Oui cher militant péquiste actif, pour une fois regarde la vérité en face.

Regarde le discours que tu nous sers et compare le avec la réalité.

Tu prétend qu'avec les Daniel Breton et Martine Ouellet que le Parti Québécois est maintenant écologique.

Ah bon !

Pourtant lorsqu'on regarde les faits il en n'est rien.

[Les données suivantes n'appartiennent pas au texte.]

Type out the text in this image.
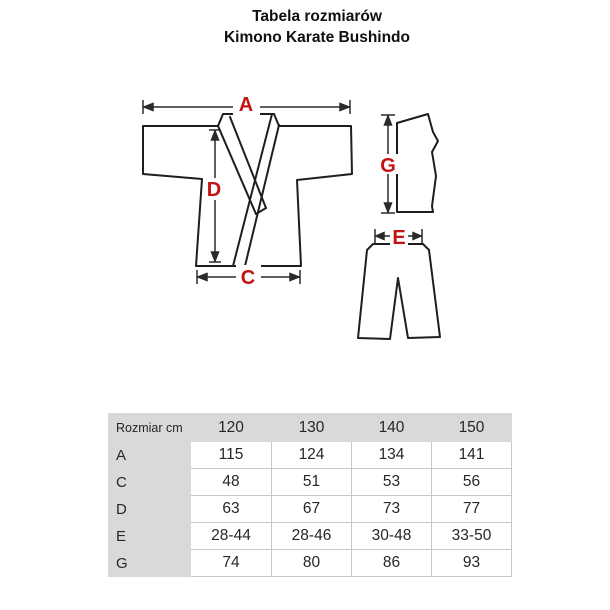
Tabela rozmiarów
Kimono Karate Bushindo
A
D
C
G
E
Rozmiar cm	120	130	140	150
A	115	124	134	141
C	48	51	53	56
D	63	67	73	77
E	28-44	28-46	30-48	33-50
G	74	80	86	93
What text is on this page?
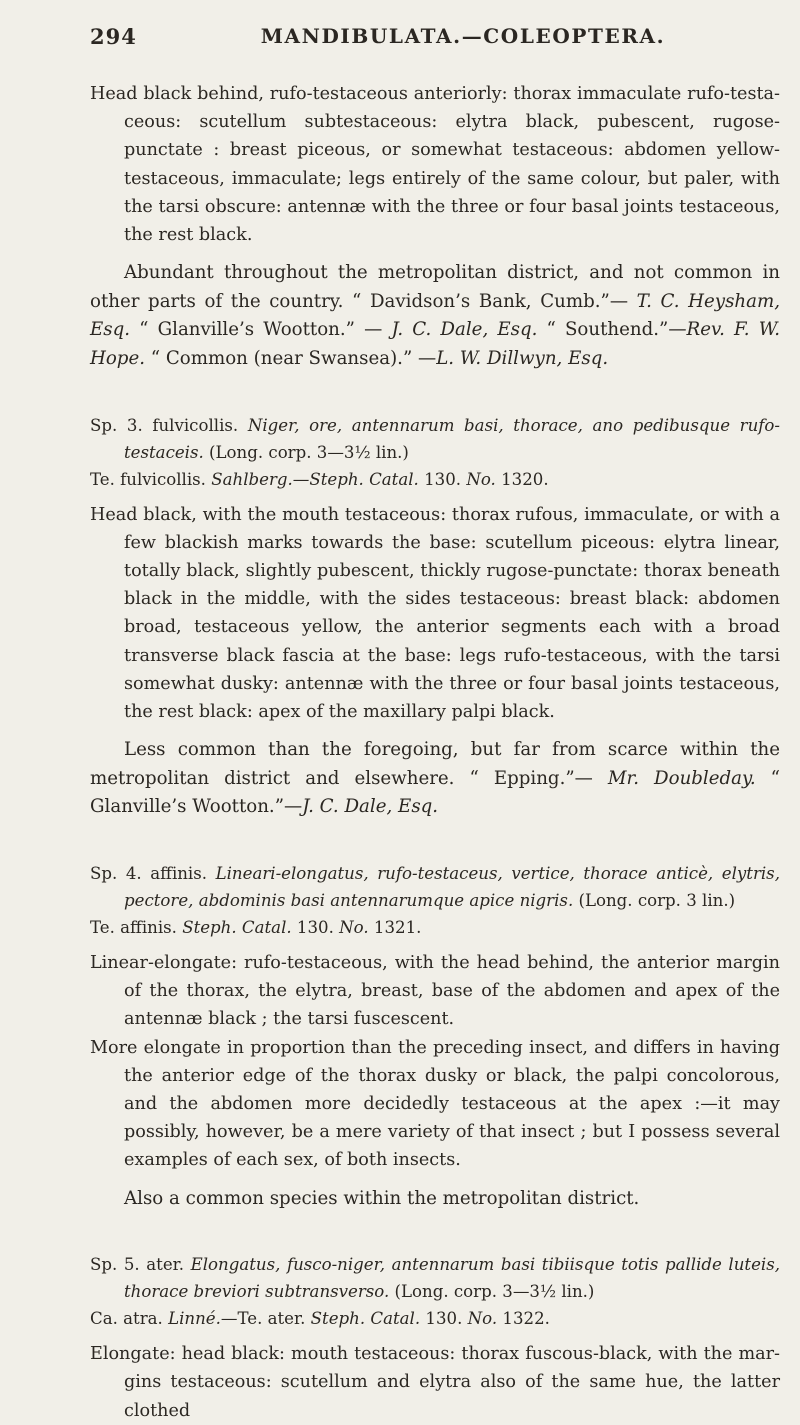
294	MANDIBULATA.—COLEOPTERA.

Head black behind, rufo-testaceous anteriorly: thorax immaculate rufo-testaceous: scutellum subtestaceous: elytra black, pubescent, rugose-punctate : breast piceous, or somewhat testaceous: abdomen yellow-testaceous, immaculate; legs entirely of the same colour, but paler, with the tarsi obscure: antennæ with the three or four basal joints testaceous, the rest black.

Abundant throughout the metropolitan district, and not common in other parts of the country. “ Davidson’s Bank, Cumb.”— T. C. Heysham, Esq. “ Glanville’s Wootton.” — J. C. Dale, Esq. “ Southend.”—Rev. F. W. Hope. “ Common (near Swansea).” —L. W. Dillwyn, Esq.

Sp. 3. fulvicollis. Niger, ore, antennarum basi, thorace, ano pedibusque rufotestaceis. (Long. corp. 3—3½ lin.)

Te. fulvicollis. Sahlberg.—Steph. Catal. 130. No. 1320.

Head black, with the mouth testaceous: thorax rufous, immaculate, or with a few blackish marks towards the base: scutellum piceous: elytra linear, totally black, slightly pubescent, thickly rugose-punctate: thorax beneath black in the middle, with the sides testaceous: breast black: abdomen broad, testaceous yellow, the anterior segments each with a broad transverse black fascia at the base: legs rufo-testaceous, with the tarsi somewhat dusky: antennæ with the three or four basal joints testaceous, the rest black: apex of the maxillary palpi black.

Less common than the foregoing, but far from scarce within the metropolitan district and elsewhere. “ Epping.”— Mr. Doubleday. “ Glanville’s Wootton.”—J. C. Dale, Esq.

Sp. 4. affinis. Lineari-elongatus, rufo-testaceus, vertice, thorace anticè, elytris, pectore, abdominis basi antennarumque apice nigris. (Long. corp. 3 lin.)

Te. affinis. Steph. Catal. 130. No. 1321.

Linear-elongate: rufo-testaceous, with the head behind, the anterior margin of the thorax, the elytra, breast, base of the abdomen and apex of the antennæ black ; the tarsi fuscescent.

More elongate in proportion than the preceding insect, and differs in having the anterior edge of the thorax dusky or black, the palpi concolorous, and the abdomen more decidedly testaceous at the apex :—it may possibly, however, be a mere variety of that insect ; but I possess several examples of each sex, of both insects.

Also a common species within the metropolitan district.

Sp. 5. ater. Elongatus, fusco-niger, antennarum basi tibiisque totis pallide luteis, thorace breviori subtransverso. (Long. corp. 3—3½ lin.)

Ca. atra. Linné.—Te. ater. Steph. Catal. 130. No. 1322.

Elongate: head black: mouth testaceous: thorax fuscous-black, with the margins testaceous: scutellum and elytra also of the same hue, the latter clothed
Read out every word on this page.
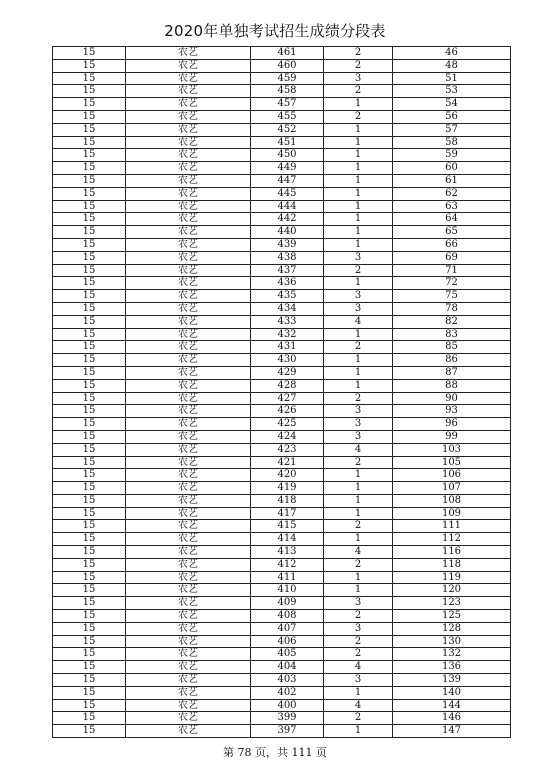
2020年单独考试招生成绩分段表
15	农艺	461	2	46
15	农艺	460	2	48
15	农艺	459	3	51
15	农艺	458	2	53
15	农艺	457	1	54
15	农艺	455	2	56
15	农艺	452	1	57
15	农艺	451	1	58
15	农艺	450	1	59
15	农艺	449	1	60
15	农艺	447	1	61
15	农艺	445	1	62
15	农艺	444	1	63
15	农艺	442	1	64
15	农艺	440	1	65
15	农艺	439	1	66
15	农艺	438	3	69
15	农艺	437	2	71
15	农艺	436	1	72
15	农艺	435	3	75
15	农艺	434	3	78
15	农艺	433	4	82
15	农艺	432	1	83
15	农艺	431	2	85
15	农艺	430	1	86
15	农艺	429	1	87
15	农艺	428	1	88
15	农艺	427	2	90
15	农艺	426	3	93
15	农艺	425	3	96
15	农艺	424	3	99
15	农艺	423	4	103
15	农艺	421	2	105
15	农艺	420	1	106
15	农艺	419	1	107
15	农艺	418	1	108
15	农艺	417	1	109
15	农艺	415	2	111
15	农艺	414	1	112
15	农艺	413	4	116
15	农艺	412	2	118
15	农艺	411	1	119
15	农艺	410	1	120
15	农艺	409	3	123
15	农艺	408	2	125
15	农艺	407	3	128
15	农艺	406	2	130
15	农艺	405	2	132
15	农艺	404	4	136
15	农艺	403	3	139
15	农艺	402	1	140
15	农艺	400	4	144
15	农艺	399	2	146
15	农艺	397	1	147
第 78 页，共 111 页
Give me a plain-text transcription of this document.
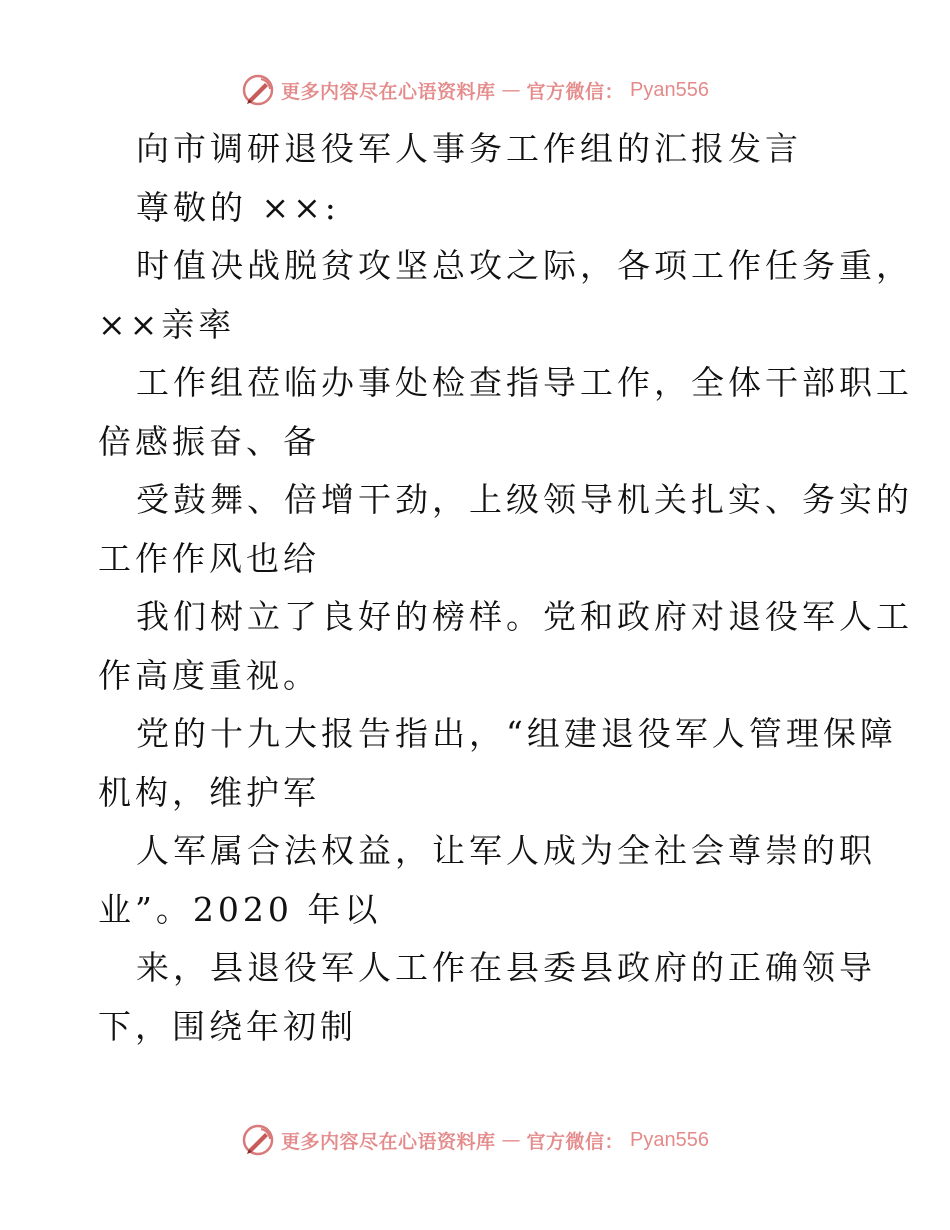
更多内容尽在心语资料库 — 官方微信： Pyan556
向市调研退役军人事务工作组的汇报发言
尊敬的 ××:
时值决战脱贫攻坚总攻之际，各项工作任务重，
××亲率
工作组莅临办事处检查指导工作，全体干部职工
倍感振奋、备
受鼓舞、倍增干劲，上级领导机关扎实、务实的
工作作风也给
我们树立了良好的榜样。党和政府对退役军人工
作高度重视。
党的十九大报告指出，“组建退役军人管理保障
机构，维护军
人军属合法权益，让军人成为全社会尊崇的职
业”。2020 年以
来，县退役军人工作在县委县政府的正确领导
下，围绕年初制
更多内容尽在心语资料库 — 官方微信： Pyan556
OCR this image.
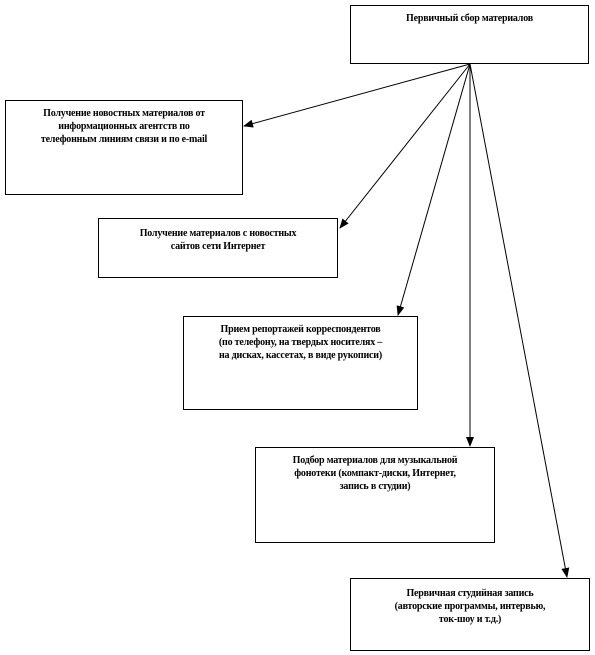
Первичный сбор материалов
Получение новостных материалов от
информационных агентств по
телефонным линиям связи и по e-mail
Получение материалов с новостных
сайтов сети Интернет
Прием репортажей корреспондентов
(по телефону, на твердых носителях –
на дисках, кассетах, в виде рукописи)
Подбор материалов для музыкальной
фонотеки (компакт-диски, Интернет,
запись в студии)
Первичная студийная запись
(авторские программы, интервью,
ток-шоу и т.д.)
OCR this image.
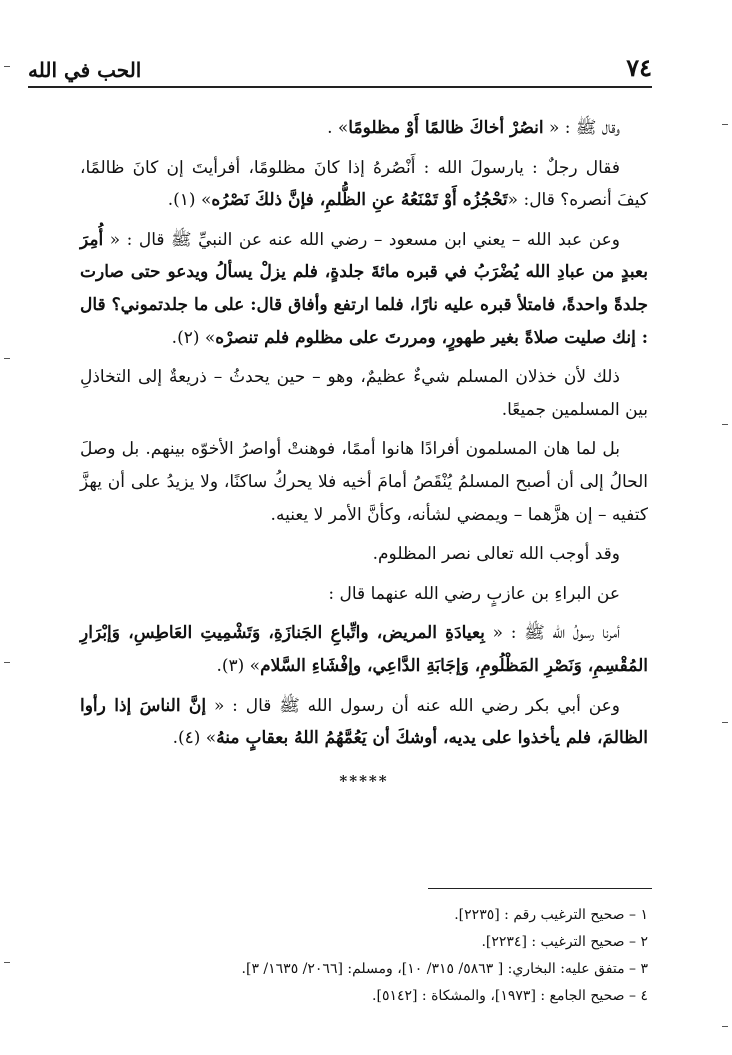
٧٤
الحب في الله

وقال ﷺ : « انصُرْ أخاكَ ظالمًا أَوْ مظلومًا» .

فقال رجلٌ : يارسولَ الله : أَنْصُرهُ إذا كانَ مظلومًا، أفرأيتَ إن كانَ ظالمًا، كيفَ أنصره؟ قال: «تَحْجُزُه أَوْ تَمْنَعُهُ عنِ الظُّلمِ، فإنَّ ذلكَ نَصْرُه» (١).

وعن عبد الله – يعني ابن مسعود – رضي الله عنه عن النبيِّ ﷺ قال : « أُمِرَ بعبدٍ من عبادِ الله يُضْرَبُ في قبره مائةَ جلدةٍ، فلم يزلْ يسألُ ويدعو حتى صارت جلدةً واحدةً، فامتلأ قبره عليه نارًا، فلما ارتفع وأفاق قال: على ما جلدتموني؟ قال : إنك صليت صلاةً بغير طهورٍ، ومررتَ على مظلوم فلم تنصرْه» (٢).

ذلك لأن خذلان المسلم شيءٌ عظيمٌ، وهو – حين يحدثُ – ذريعةٌ إلى التخاذلِ بين المسلمين جميعًا.

بل لما هان المسلمون أفرادًا هانوا أممًا، فوهنتْ أواصرُ الأخوّه بينهم. بل وصلَ الحالُ إلى أن أصبح المسلمُ يُنْقَصُ أمامَ أخيه فلا يحركُ ساكنًا، ولا يزيدُ على أن يهزَّ كتفيه – إن هزَّهما – ويمضي لشأنه، وكأنَّ الأمر لا يعنيه.

وقد أوجب الله تعالى نصر المظلوم.

عن البراءِ بن عازبٍ رضي الله عنهما قال :

أمرنا رسولُ الله ﷺ : « بِعيادَةِ المريض، واتِّباعِ الجَنازَةِ، وَتَشْمِيتِ العَاطِسِ، وَإبْرَارِ المُقْسِمِ، وَنَصْرِ المَظْلُومِ، وَإجَابَةِ الدَّاعِي، وإفْشَاءِ السَّلام» (٣).

وعن أبي بكر رضي الله عنه أن رسول الله ﷺ قال : « إنَّ الناسَ إذا رأوا الظالمَ، فلم يأخذوا على يديه، أوشكَ أن يَعُمَّهُمُ اللهُ بعقابٍ منهُ» (٤).

*****
١ – صحيح الترغيب رقم : [٢٢٣٥].
٢ – صحيح الترغيب : [٢٢٣٤].
٣ – متفق عليه: البخاري: [ ٥٨٦٣/ ٣١٥/ ١٠]، ومسلم: [٢٠٦٦/ ١٦٣٥/ ٣].
٤ – صحيح الجامع : [١٩٧٣]، والمشكاة : [٥١٤٢].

Et même ce Parti Québécois nous a prouvé tout le contraire.

Ce Parti Québécois a t-il mis une fin à ce projet du Plan Nord des libéraux ?

Non !

Au contraire, ils en ont fait l'un de leurs chevaux de combat.

Assez particulier pour un parti qui se prétend écologique, n'est ce pas ?

Et de plus n'est ce pas un ancien premier ministre péquiste Lucien Bouchard et un ancien chef péquiste André Boisclair qui ont défendu l'industrie du gaz de schiste ?

Tu nous dis que ton Parti Québécois est de gauche social-démocrate.

Pourtant ils n'ont pas aboli cette fameuse taxe santé tel qu'ils avaient promis et de plus leur dernier budget Marceau est réellement néolibéral !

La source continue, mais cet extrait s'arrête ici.